Compassion fatigue, also known as secondary traumatic stress (STS), is a condition characterized by a gradual lessening of compassion over time. Compassion fatigue can affect a wide range of professions and caregivers. It tends to be common among professionals who regularly work in a helping or healing capacity.
Professionals especially vulnerable to Compassion Fatigue include emergency care workers, medical professionals, law enforcement officers, victim advocates, human service workers, mental health professionals and CLERGY.

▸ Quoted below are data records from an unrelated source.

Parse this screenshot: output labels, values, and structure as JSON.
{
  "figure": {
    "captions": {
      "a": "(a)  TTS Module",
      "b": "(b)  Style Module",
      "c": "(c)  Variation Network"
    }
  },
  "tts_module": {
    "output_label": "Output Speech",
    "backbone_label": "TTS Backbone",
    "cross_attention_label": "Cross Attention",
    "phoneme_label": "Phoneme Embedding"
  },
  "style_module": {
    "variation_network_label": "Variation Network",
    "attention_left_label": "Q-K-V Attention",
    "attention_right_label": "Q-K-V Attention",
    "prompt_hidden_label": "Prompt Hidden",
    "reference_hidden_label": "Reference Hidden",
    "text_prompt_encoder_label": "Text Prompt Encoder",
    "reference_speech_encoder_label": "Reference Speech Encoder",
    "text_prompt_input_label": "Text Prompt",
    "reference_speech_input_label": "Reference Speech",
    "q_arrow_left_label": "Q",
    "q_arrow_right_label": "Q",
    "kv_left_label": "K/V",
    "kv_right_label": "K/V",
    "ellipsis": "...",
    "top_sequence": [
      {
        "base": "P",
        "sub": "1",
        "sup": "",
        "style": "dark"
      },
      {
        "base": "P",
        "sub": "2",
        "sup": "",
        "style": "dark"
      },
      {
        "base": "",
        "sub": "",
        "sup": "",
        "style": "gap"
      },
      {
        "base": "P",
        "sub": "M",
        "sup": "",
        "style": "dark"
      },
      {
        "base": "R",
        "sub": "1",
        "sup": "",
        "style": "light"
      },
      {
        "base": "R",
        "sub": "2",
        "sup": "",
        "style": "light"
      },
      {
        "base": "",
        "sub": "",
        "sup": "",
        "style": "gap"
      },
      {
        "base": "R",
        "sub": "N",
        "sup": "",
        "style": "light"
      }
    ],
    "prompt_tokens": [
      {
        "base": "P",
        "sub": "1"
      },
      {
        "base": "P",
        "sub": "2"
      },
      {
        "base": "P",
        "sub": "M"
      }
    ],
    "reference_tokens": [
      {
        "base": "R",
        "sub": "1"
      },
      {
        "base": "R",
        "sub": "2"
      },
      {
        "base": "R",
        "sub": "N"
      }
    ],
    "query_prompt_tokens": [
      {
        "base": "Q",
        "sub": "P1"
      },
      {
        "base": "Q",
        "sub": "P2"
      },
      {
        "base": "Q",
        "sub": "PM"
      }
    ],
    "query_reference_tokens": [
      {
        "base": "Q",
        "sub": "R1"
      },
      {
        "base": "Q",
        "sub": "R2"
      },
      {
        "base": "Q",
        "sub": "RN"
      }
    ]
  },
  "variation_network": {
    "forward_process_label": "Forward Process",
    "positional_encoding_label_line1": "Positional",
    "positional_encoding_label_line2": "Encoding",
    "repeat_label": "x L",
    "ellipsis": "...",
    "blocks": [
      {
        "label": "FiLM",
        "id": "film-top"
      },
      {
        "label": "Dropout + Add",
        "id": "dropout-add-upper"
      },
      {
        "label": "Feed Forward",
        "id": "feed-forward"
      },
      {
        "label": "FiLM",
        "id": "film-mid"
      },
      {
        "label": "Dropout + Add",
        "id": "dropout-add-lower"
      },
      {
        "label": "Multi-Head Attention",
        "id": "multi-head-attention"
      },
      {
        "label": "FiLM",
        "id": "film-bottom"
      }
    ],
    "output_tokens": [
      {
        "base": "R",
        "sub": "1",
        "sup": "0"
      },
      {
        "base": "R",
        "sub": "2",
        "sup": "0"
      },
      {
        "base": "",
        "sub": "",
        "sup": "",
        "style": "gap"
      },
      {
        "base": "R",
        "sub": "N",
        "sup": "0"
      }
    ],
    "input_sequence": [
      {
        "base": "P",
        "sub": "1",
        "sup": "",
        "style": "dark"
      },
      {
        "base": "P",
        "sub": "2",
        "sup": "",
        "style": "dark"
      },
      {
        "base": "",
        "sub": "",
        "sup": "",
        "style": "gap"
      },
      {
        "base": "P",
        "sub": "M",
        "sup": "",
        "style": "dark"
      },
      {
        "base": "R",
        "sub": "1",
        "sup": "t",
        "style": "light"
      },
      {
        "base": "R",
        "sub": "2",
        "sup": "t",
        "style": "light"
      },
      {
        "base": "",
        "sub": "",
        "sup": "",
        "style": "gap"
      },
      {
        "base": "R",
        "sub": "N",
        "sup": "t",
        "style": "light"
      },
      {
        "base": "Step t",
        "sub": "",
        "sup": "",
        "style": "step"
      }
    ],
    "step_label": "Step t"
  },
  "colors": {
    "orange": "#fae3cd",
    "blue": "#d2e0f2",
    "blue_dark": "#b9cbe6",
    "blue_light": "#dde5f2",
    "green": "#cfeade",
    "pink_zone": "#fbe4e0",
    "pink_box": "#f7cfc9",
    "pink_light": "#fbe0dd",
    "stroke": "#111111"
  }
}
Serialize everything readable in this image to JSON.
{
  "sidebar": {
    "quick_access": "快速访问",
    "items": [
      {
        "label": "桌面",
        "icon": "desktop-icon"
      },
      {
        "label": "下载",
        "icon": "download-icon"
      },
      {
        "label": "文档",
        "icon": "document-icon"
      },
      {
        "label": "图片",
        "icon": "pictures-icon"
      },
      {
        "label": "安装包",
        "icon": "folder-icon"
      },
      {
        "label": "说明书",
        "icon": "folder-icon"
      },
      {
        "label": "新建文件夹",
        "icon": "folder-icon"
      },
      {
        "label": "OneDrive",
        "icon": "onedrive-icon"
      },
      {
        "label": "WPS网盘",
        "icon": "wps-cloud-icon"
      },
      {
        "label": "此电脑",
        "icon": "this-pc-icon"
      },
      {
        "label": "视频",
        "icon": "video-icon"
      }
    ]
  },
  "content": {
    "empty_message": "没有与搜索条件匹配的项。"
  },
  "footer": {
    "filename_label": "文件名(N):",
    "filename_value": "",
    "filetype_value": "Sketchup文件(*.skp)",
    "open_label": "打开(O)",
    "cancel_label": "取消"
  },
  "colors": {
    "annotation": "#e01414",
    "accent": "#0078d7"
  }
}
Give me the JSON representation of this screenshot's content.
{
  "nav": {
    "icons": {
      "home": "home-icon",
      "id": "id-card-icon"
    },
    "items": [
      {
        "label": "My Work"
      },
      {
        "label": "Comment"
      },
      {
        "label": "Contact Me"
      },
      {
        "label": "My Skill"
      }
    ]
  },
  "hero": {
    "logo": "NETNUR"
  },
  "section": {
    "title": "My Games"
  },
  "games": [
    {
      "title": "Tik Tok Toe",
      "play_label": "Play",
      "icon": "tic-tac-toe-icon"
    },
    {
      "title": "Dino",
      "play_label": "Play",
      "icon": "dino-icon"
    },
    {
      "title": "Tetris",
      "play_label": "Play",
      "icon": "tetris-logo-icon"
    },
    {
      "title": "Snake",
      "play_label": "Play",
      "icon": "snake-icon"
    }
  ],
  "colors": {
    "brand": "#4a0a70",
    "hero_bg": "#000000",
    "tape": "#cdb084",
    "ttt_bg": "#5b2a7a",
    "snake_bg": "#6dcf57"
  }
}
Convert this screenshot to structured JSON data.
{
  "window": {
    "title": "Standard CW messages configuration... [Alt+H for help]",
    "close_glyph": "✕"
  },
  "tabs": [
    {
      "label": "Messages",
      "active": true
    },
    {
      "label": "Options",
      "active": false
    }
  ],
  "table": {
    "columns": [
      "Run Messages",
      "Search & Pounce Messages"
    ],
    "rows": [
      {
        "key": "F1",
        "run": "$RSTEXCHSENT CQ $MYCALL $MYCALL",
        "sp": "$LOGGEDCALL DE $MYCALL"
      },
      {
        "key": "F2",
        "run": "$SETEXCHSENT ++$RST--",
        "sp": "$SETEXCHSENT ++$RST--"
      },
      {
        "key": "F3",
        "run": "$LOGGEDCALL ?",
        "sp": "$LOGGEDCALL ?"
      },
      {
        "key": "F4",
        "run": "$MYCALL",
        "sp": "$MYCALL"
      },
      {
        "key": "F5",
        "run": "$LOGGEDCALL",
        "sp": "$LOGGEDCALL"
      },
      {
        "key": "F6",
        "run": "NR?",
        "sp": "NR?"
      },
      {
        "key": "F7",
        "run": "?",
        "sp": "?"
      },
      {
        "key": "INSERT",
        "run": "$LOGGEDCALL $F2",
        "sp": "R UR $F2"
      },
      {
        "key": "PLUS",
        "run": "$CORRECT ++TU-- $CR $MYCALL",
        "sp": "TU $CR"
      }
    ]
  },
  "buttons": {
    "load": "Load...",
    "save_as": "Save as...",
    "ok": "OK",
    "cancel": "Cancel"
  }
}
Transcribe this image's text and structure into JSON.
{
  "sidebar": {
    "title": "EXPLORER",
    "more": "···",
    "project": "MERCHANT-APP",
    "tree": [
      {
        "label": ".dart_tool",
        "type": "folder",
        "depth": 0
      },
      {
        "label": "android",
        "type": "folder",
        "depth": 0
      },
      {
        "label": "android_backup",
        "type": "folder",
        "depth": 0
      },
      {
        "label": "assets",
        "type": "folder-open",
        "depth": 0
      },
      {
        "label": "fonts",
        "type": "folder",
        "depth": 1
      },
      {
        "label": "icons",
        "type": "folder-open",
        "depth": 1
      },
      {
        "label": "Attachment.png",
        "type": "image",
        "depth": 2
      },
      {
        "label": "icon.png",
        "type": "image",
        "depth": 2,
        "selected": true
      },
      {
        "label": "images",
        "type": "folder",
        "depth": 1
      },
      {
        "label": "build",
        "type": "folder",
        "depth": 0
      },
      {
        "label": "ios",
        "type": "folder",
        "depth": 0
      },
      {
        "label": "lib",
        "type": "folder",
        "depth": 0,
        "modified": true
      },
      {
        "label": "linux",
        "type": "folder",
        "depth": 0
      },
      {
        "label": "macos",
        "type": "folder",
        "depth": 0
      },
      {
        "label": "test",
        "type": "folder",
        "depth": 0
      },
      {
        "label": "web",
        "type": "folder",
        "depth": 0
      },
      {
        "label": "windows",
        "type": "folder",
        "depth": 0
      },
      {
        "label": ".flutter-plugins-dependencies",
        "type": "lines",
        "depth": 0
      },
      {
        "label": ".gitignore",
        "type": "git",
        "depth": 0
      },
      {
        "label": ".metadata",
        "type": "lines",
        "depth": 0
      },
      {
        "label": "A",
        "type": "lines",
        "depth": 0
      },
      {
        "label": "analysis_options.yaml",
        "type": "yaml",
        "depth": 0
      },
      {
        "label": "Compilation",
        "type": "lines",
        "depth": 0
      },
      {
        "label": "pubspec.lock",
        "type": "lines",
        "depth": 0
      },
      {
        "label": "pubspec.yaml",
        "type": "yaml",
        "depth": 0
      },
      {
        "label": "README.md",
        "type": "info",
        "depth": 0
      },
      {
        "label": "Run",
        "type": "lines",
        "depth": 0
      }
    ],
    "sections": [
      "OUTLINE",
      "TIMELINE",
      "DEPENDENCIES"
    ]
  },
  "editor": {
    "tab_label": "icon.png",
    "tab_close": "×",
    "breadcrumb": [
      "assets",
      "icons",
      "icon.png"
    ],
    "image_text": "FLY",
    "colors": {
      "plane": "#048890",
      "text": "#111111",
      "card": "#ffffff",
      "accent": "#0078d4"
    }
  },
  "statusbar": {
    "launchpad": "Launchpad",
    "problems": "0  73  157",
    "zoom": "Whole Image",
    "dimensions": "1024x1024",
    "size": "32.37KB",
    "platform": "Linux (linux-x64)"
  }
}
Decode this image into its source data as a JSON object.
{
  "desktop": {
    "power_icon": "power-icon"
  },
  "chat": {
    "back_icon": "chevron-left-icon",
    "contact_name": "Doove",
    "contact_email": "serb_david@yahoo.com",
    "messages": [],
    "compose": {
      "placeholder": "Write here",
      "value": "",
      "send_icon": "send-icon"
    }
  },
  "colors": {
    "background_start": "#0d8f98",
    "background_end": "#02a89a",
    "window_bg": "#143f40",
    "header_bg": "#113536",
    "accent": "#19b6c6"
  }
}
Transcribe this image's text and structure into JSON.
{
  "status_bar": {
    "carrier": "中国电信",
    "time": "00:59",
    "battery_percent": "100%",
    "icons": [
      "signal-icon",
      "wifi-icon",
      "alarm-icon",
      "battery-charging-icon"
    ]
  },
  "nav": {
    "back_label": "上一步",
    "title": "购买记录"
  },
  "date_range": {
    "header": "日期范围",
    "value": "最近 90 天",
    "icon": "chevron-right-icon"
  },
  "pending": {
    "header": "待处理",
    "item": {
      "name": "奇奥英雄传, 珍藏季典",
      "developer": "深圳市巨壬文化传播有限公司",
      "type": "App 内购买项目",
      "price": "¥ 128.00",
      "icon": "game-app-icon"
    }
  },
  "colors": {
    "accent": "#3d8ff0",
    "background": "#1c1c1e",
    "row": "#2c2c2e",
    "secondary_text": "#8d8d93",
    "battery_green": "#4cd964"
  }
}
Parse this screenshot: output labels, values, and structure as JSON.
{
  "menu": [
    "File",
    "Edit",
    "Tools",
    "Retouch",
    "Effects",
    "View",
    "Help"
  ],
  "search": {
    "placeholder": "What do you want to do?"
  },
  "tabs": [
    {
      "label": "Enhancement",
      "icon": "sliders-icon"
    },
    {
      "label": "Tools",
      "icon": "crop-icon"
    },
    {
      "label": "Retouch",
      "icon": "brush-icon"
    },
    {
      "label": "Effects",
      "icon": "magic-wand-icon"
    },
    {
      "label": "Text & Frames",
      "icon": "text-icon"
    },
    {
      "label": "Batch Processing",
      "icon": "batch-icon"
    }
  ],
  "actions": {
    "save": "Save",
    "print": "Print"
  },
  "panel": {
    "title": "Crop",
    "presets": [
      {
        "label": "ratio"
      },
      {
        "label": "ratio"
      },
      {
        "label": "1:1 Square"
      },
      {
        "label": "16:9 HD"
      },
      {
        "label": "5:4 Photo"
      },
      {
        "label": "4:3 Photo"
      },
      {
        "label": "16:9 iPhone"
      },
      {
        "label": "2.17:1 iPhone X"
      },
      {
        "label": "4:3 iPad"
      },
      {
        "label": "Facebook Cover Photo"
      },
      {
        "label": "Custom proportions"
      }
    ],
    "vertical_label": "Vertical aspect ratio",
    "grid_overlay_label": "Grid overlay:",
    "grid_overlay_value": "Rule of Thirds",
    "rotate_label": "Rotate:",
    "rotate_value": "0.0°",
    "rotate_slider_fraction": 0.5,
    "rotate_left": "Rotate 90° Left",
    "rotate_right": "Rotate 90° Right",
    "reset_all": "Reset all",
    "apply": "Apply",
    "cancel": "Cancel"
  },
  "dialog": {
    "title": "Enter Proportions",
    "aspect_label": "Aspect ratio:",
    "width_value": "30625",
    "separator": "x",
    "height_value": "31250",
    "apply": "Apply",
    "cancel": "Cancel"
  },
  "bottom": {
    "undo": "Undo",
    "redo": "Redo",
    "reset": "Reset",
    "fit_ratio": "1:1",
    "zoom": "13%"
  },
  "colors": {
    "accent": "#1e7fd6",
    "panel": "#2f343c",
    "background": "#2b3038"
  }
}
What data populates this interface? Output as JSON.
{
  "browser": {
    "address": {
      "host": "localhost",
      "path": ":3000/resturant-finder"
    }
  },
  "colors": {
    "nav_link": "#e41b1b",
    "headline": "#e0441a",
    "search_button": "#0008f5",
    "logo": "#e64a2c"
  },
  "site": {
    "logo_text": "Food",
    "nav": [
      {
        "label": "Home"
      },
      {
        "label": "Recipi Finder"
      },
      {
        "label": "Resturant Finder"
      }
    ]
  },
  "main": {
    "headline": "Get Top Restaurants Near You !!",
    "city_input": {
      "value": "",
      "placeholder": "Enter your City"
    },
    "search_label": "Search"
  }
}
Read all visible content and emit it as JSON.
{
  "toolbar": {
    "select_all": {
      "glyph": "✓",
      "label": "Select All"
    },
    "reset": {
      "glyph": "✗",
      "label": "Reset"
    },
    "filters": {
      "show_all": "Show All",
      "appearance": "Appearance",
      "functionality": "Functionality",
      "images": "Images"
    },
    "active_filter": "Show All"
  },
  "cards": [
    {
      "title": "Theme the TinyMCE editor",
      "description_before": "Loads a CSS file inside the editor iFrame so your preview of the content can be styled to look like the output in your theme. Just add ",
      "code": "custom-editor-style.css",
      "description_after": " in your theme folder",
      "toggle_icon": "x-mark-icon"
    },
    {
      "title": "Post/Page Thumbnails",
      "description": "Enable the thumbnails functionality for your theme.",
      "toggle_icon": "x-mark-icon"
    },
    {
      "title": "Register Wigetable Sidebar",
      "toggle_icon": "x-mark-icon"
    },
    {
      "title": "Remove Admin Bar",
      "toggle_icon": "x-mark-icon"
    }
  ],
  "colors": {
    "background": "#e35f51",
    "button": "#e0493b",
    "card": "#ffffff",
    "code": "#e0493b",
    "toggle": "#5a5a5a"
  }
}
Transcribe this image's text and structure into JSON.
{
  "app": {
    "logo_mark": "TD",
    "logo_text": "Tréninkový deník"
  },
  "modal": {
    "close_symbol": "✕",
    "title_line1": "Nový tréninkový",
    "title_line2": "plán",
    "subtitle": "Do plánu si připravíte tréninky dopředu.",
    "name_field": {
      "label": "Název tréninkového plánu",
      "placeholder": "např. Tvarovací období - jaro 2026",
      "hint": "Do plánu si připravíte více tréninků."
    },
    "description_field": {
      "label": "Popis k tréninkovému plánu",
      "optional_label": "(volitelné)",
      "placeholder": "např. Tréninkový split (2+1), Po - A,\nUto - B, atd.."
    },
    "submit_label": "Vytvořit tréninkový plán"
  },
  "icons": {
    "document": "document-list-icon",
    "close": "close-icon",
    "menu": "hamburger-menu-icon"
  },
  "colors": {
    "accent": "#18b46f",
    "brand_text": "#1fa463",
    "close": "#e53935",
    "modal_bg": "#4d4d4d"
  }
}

Professionals who work with people, particularly people who are suffering, must contend with not only the normal stress or dissatisfaction of work, but also with the emotional and personal feelings for the suffering. When compassion fatigue occurs Job performance goes down, mistakes go up. Morale drops and personal relationships are affected, people’s home lives start to deteriorate, personality deteriorates and eventually it can lead to overall decline in general physical and mental health. If you are someone you know experiences compassion fatigue. Here are a few tips to better help you manage.
Tips for Managing Compassion Fatigue
Find someone to talk to.
Understand that the pain you feel is normal.
Exercise and eat properly.
Get enough sleep.
Take some time off and develop interests outside of helping profession.
Identify what’s important to you.
Develop a realtionship with GOD and commit the same amount of time to him as you do others.